In 2013, Corteza defeated Fu Che-wei of Taiwan 11–6 to win the China Open Nine-ball Championship and pocketed the top prize of $40,000. Also in 2013, Corteza together with his partner Dennis Orcollo clinched the title in the 2013 World Cup of Pool after defeating the Dutch tandem of Niels Feijen and Nick van den Berg, 10–8, at York Hall in London, England. They became the third Filipino duo to win the annual single-elimination tournament for doubles teams in nine-ball competition after Efren "Bata" Reyes and Francisco Bustamante won the inaugural event in 2006 and then repeated in 2009.

In 2017, Corteza defeated Thorsten Hohmann 300–183 to win the Dragon 14.1 Tournament.

In 2020, Corteza dominated Joshua Filler of Germany, 11–4, to win the Derby City Classic Nine-ball held at Caesars Southern Indiana Casino and Hotel, Elizabeth, Indiana.

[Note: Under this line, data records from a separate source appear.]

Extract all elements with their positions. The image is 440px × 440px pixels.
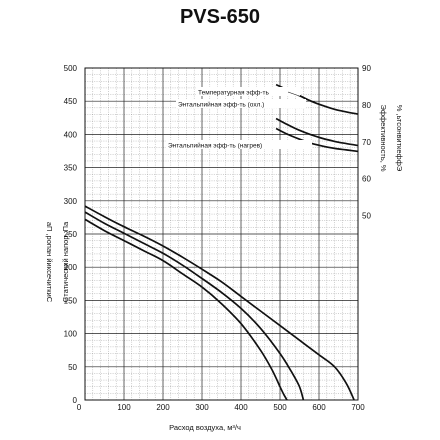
y-axis-label-right-mirrored: % ,ьтсонвиткеффЭ (395, 105, 404, 172)
y-tick-label-0: 0 (73, 396, 78, 405)
x-axis-label: Расход воздуха, м³/ч (169, 423, 241, 432)
annotation-temperature: Температурная эфф-ть (196, 87, 306, 99)
curves-layer (84, 83, 359, 401)
grid (84, 67, 359, 401)
efficiency-curve-3 (275, 127, 359, 153)
x-tick-label-0: 0 (77, 403, 82, 412)
y-right-tick-label-60: 60 (362, 175, 371, 184)
y-right-tick-label-90: 90 (362, 64, 371, 73)
y-tick-label-250: 250 (64, 230, 78, 239)
y-tick-label-450: 450 (64, 97, 78, 106)
y-tick-label-150: 150 (64, 296, 78, 305)
efficiency-curve-2 (275, 117, 359, 147)
pressure-curve-1 (84, 218, 288, 401)
y-right-tick-label-50: 50 (362, 212, 371, 221)
y-axis-label-left-mirrored: аП ,ропан йиксечиткиС (45, 222, 54, 303)
y-right-tick-label-70: 70 (362, 138, 371, 147)
y-tick-label-200: 200 (64, 263, 78, 272)
x-tick-label-100: 100 (117, 403, 131, 412)
y-right-tick-label-80: 80 (362, 101, 371, 110)
y-tick-label-50: 50 (68, 363, 77, 372)
y-tick-label-400: 400 (64, 130, 78, 139)
y-tick-label-350: 350 (64, 164, 78, 173)
y-tick-label-500: 500 (64, 64, 78, 73)
chart-title: PVS-650 (180, 6, 260, 28)
x-tick-label-300: 300 (195, 403, 209, 412)
annotation-temperature-text: Температурная эфф-ть (198, 90, 269, 97)
annotation-enthalpy-cooling-bg (176, 99, 306, 108)
annotation-enthalpy-heating-bg (166, 140, 312, 149)
x-tick-label-500: 500 (273, 403, 287, 412)
y-axis-label-left: Статический напор, Па (61, 221, 70, 302)
y-axis-label-right: Эффективность, % (379, 104, 388, 171)
annotation-enthalpy-cooling: Энтальпийная эфф-ть (охл.) (176, 99, 306, 109)
x-tick-label-400: 400 (234, 403, 248, 412)
x-tick-label-600: 600 (312, 403, 326, 412)
pressure-curve-3 (84, 205, 355, 401)
annotation-temperature-bg (196, 87, 300, 96)
annotation-temperature-leader (287, 91, 306, 99)
x-tick-label-700: 700 (351, 403, 365, 412)
annotation-enthalpy-cooling-text: Энтальпийная эфф-ть (охл.) (178, 101, 264, 109)
y-tick-label-300: 300 (64, 197, 78, 206)
y-tick-label-100: 100 (64, 330, 78, 339)
x-tick-label-200: 200 (156, 403, 170, 412)
annotation-enthalpy-heating: Энтальпийная эфф-ть (нагрев) (166, 140, 312, 150)
annotation-enthalpy-heating-text: Энтальпийная эфф-ть (нагрев) (168, 142, 262, 150)
pressure-curve-2 (84, 211, 305, 401)
plot-frame (84, 67, 359, 401)
ticks-layer: 0 100 200 300 400 500 600 700 0 50 100 150 200 250 300… (64, 64, 372, 412)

Corteza pocketed $16,000 for his efforts, while Filler settled for $8,000. Corteza was also able to reach the final of the bigfoot ten-ball event that year but would lose to Jayson Shaw of Great Britain 11–5.

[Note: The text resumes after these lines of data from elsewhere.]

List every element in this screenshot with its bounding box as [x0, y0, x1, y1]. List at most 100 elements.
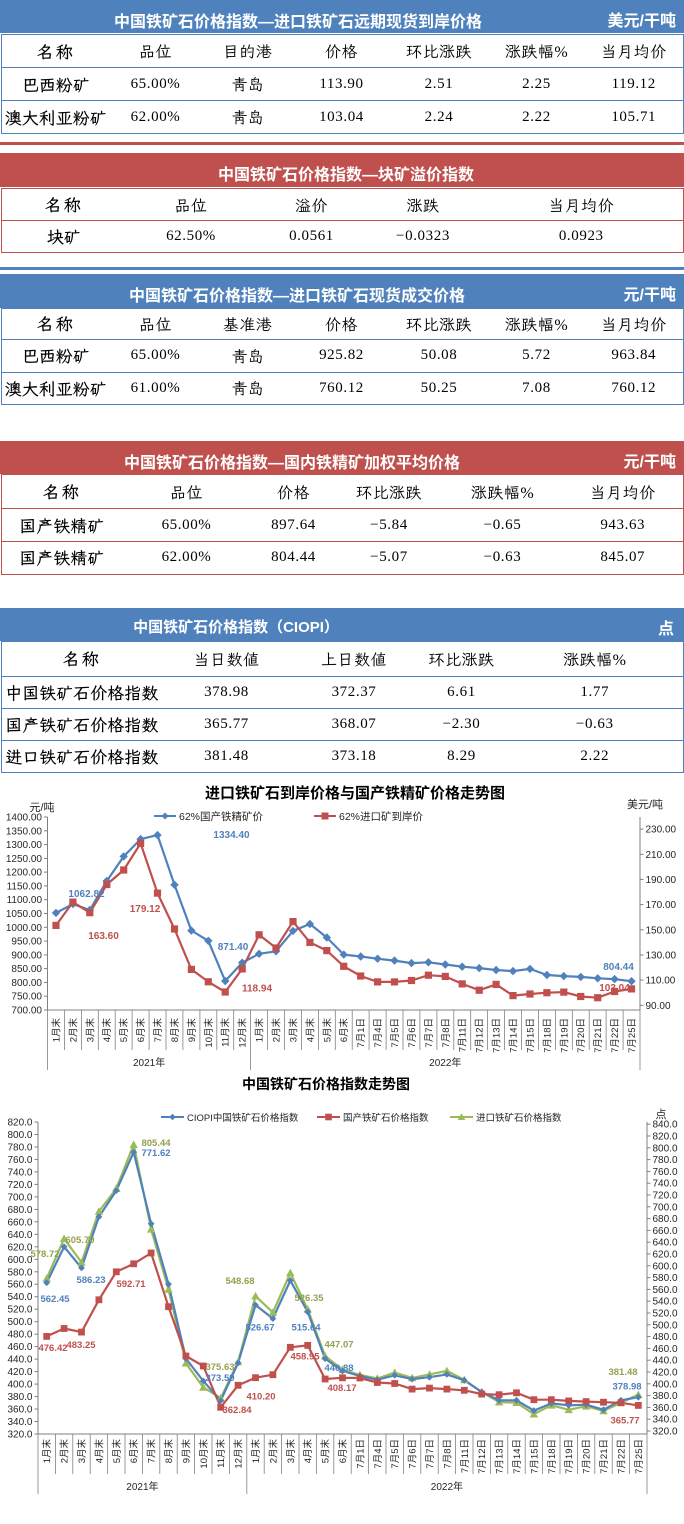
svg-text:4月末: 4月末 — [302, 1439, 314, 1464]
svg-text:586.23: 586.23 — [76, 1275, 105, 1286]
svg-text:1350.00: 1350.00 — [6, 826, 43, 837]
svg-text:7月25日: 7月25日 — [627, 1018, 638, 1053]
svg-text:7月19日: 7月19日 — [559, 1018, 570, 1053]
svg-text:520.0: 520.0 — [7, 1305, 32, 1316]
svg-text:365.77: 365.77 — [610, 1416, 639, 1427]
svg-text:381.48: 381.48 — [608, 1367, 637, 1378]
svg-text:103.04: 103.04 — [599, 983, 630, 994]
svg-text:515.64: 515.64 — [291, 1323, 321, 1334]
svg-text:820.0: 820.0 — [653, 1132, 678, 1143]
svg-text:进口铁矿石价格指数: 进口铁矿石价格指数 — [476, 1112, 562, 1124]
svg-text:840.0: 840.0 — [653, 1120, 678, 1131]
svg-text:7月11日: 7月11日 — [458, 1018, 469, 1052]
svg-text:480.0: 480.0 — [7, 1330, 32, 1341]
svg-text:2月末: 2月末 — [267, 1439, 279, 1464]
svg-text:美元/吨: 美元/吨 — [627, 798, 663, 811]
svg-text:7月12日: 7月12日 — [477, 1439, 488, 1474]
svg-text:805.44: 805.44 — [141, 1138, 171, 1149]
svg-text:7月7日: 7月7日 — [425, 1439, 436, 1469]
svg-text:1150.00: 1150.00 — [7, 881, 43, 892]
svg-text:7月19日: 7月19日 — [564, 1439, 575, 1474]
svg-text:526.67: 526.67 — [245, 1323, 274, 1334]
svg-text:7月14日: 7月14日 — [509, 1018, 520, 1053]
svg-text:62%进口矿到岸价: 62%进口矿到岸价 — [339, 810, 424, 823]
svg-text:800.00: 800.00 — [11, 978, 42, 989]
svg-text:2022年: 2022年 — [431, 1480, 463, 1493]
svg-text:750.00: 750.00 — [11, 992, 42, 1003]
svg-text:7月13日: 7月13日 — [492, 1018, 503, 1053]
svg-text:6月末: 6月末 — [338, 1018, 350, 1043]
svg-text:740.0: 740.0 — [7, 1167, 32, 1178]
svg-text:1月末: 1月末 — [41, 1439, 53, 1464]
svg-text:90.00: 90.00 — [646, 1001, 671, 1012]
svg-text:340.0: 340.0 — [7, 1417, 32, 1428]
svg-text:7月21日: 7月21日 — [599, 1439, 610, 1474]
svg-text:378.98: 378.98 — [612, 1382, 641, 1393]
svg-text:7月5日: 7月5日 — [390, 1439, 401, 1469]
svg-text:950.00: 950.00 — [11, 937, 42, 948]
svg-text:7月4日: 7月4日 — [373, 1018, 384, 1048]
svg-text:7月21日: 7月21日 — [593, 1018, 604, 1053]
svg-text:7月18日: 7月18日 — [547, 1439, 558, 1474]
svg-text:562.45: 562.45 — [40, 1294, 70, 1305]
svg-text:1月末: 1月末 — [51, 1018, 63, 1043]
svg-text:元/吨: 元/吨 — [29, 801, 54, 814]
svg-text:540.0: 540.0 — [7, 1292, 32, 1303]
svg-text:11月末: 11月末 — [220, 1018, 232, 1047]
svg-text:7月6日: 7月6日 — [407, 1018, 418, 1048]
svg-text:5月末: 5月末 — [321, 1018, 333, 1043]
svg-text:458.95: 458.95 — [290, 1352, 320, 1363]
svg-text:400.0: 400.0 — [7, 1380, 32, 1391]
svg-text:380.0: 380.0 — [7, 1392, 32, 1403]
svg-text:2月末: 2月末 — [59, 1439, 71, 1464]
svg-text:7月15日: 7月15日 — [529, 1439, 540, 1474]
svg-text:5月末: 5月末 — [111, 1439, 123, 1464]
svg-text:483.25: 483.25 — [66, 1340, 96, 1351]
svg-text:526.35: 526.35 — [294, 1293, 324, 1304]
svg-text:6月末: 6月末 — [337, 1439, 349, 1464]
svg-text:540.0: 540.0 — [653, 1297, 678, 1308]
svg-text:420.0: 420.0 — [653, 1368, 678, 1379]
svg-text:3月末: 3月末 — [285, 1439, 297, 1464]
svg-text:170.00: 170.00 — [646, 900, 677, 911]
svg-text:7月14日: 7月14日 — [512, 1439, 523, 1474]
svg-text:10月末: 10月末 — [198, 1439, 210, 1469]
svg-text:163.60: 163.60 — [88, 931, 119, 942]
svg-text:4月末: 4月末 — [93, 1439, 105, 1464]
svg-text:500.0: 500.0 — [7, 1317, 32, 1328]
svg-text:1250.00: 1250.00 — [6, 854, 43, 865]
svg-text:476.42: 476.42 — [38, 1343, 67, 1354]
svg-text:480.0: 480.0 — [653, 1332, 678, 1343]
svg-text:580.0: 580.0 — [653, 1273, 678, 1284]
svg-text:820.0: 820.0 — [7, 1118, 32, 1129]
svg-text:118.94: 118.94 — [242, 984, 272, 995]
svg-text:360.0: 360.0 — [7, 1405, 32, 1416]
svg-text:1200.00: 1200.00 — [6, 868, 43, 879]
svg-text:360.0: 360.0 — [653, 1403, 678, 1414]
svg-text:7月12日: 7月12日 — [475, 1018, 486, 1053]
svg-text:6月末: 6月末 — [135, 1018, 147, 1043]
svg-text:7月5日: 7月5日 — [390, 1018, 401, 1048]
svg-text:2月末: 2月末 — [67, 1018, 79, 1043]
svg-text:640.0: 640.0 — [7, 1230, 32, 1241]
svg-text:460.0: 460.0 — [7, 1342, 32, 1353]
svg-text:8月末: 8月末 — [163, 1439, 175, 1464]
svg-text:780.0: 780.0 — [7, 1143, 32, 1154]
svg-text:660.0: 660.0 — [7, 1217, 32, 1228]
svg-text:620.0: 620.0 — [653, 1250, 678, 1261]
svg-text:7月25日: 7月25日 — [634, 1439, 645, 1474]
svg-text:11月末: 11月末 — [215, 1439, 227, 1468]
svg-text:4月末: 4月末 — [101, 1018, 113, 1043]
svg-text:190.00: 190.00 — [646, 875, 677, 886]
svg-text:375.63: 375.63 — [205, 1362, 234, 1373]
svg-text:7月4日: 7月4日 — [373, 1439, 384, 1469]
svg-text:760.0: 760.0 — [653, 1167, 678, 1178]
svg-text:410.20: 410.20 — [246, 1392, 275, 1403]
svg-text:1300.00: 1300.00 — [6, 840, 43, 851]
svg-text:320.0: 320.0 — [653, 1427, 678, 1438]
svg-text:7月末: 7月末 — [146, 1439, 158, 1464]
svg-text:400.0: 400.0 — [653, 1379, 678, 1390]
svg-text:1月末: 1月末 — [250, 1439, 262, 1464]
svg-text:600.0: 600.0 — [653, 1261, 678, 1272]
svg-text:373.59: 373.59 — [205, 1373, 234, 1384]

In 2024, Corteza clinched the Predator Pro Billiards Series Las Vegas Ten-ball Open in an electrifying all-Filipino final, defeating fellow veteran Carlo Biado in two sets with scores of 4–2 and 4–3 at the Rio All-Suites Hotel & Casino in the United States.

Corteza took home $30,000 prize money (P1.7 million) for his victory, while Biado received $14,000 (P783,000) for his runner-up finish.

==Titles and achievements==
- 2025 Rally in Shenandoah Valley Nine-ball Open
- 2025 U.S. Open Bank Pool Championship
- 2025 Turning Stone Classic
- 2024 Predator Las Vegas Open Ten-ball
- 2023 RAXX Classic Ten-ball Open
- 2023 SE Triple Crown All around
- 2023 SE Triple Crown Nine-ball
- 2020 Derby City Classic Nine-ball
- 2018 Japan Open Ten-ball
- 2017 World Pool Series Kamui Challenge
- 2017 World Pool Series Highrock Challenge
- 2017 Dragon 14.1 Tournament
- 2017 CSI U.S. Open Straight Pool Championship
- 2013 World Cup of Pool - with (Dennis Orcollo)
- 2013 China Open Nine-ball Championship
- 2013 Southern Classic Nine-ball
- 2011 Manny Pacquiao Ten-ball Championship
- 2011 San Miguel Beer Oktoberfest Nine-ball Open
- 2011 Golden Break Nine-ball Invitational Championship
- 2010 CSI U.S. Open Ten-ball Championship
- 2010 Hard Times Ten-ball Open
- 2010 Predator International Ten-ball
- 2009 Derby City Classic Ten-ball Challenge
- 2007 Turning Stone Classic
- 2007 Philippine National Championship
- 2006 All Japan Championship Nine-ball
- 2005 Southeast Asian Games Eight-ball Doubles
- 2004 San Miguel Asian Nine-ball Tour (Manila Leg)
- 2003 Southeast Asian Games Eight-ball Singles
- 2003 Southeast Asian Games Nine-ball Doubles
- 2001 Southeast Asian Games Eight-ball Singles
- 1999 Southeast Asian Games Nine-ball Singles
- 1999 Southeast Asian Games Nine-ball Team

==Personal life==
Corteza currently resides Astoria, New York, although he has a house in Davao City and stays there when he returns to the Philippines.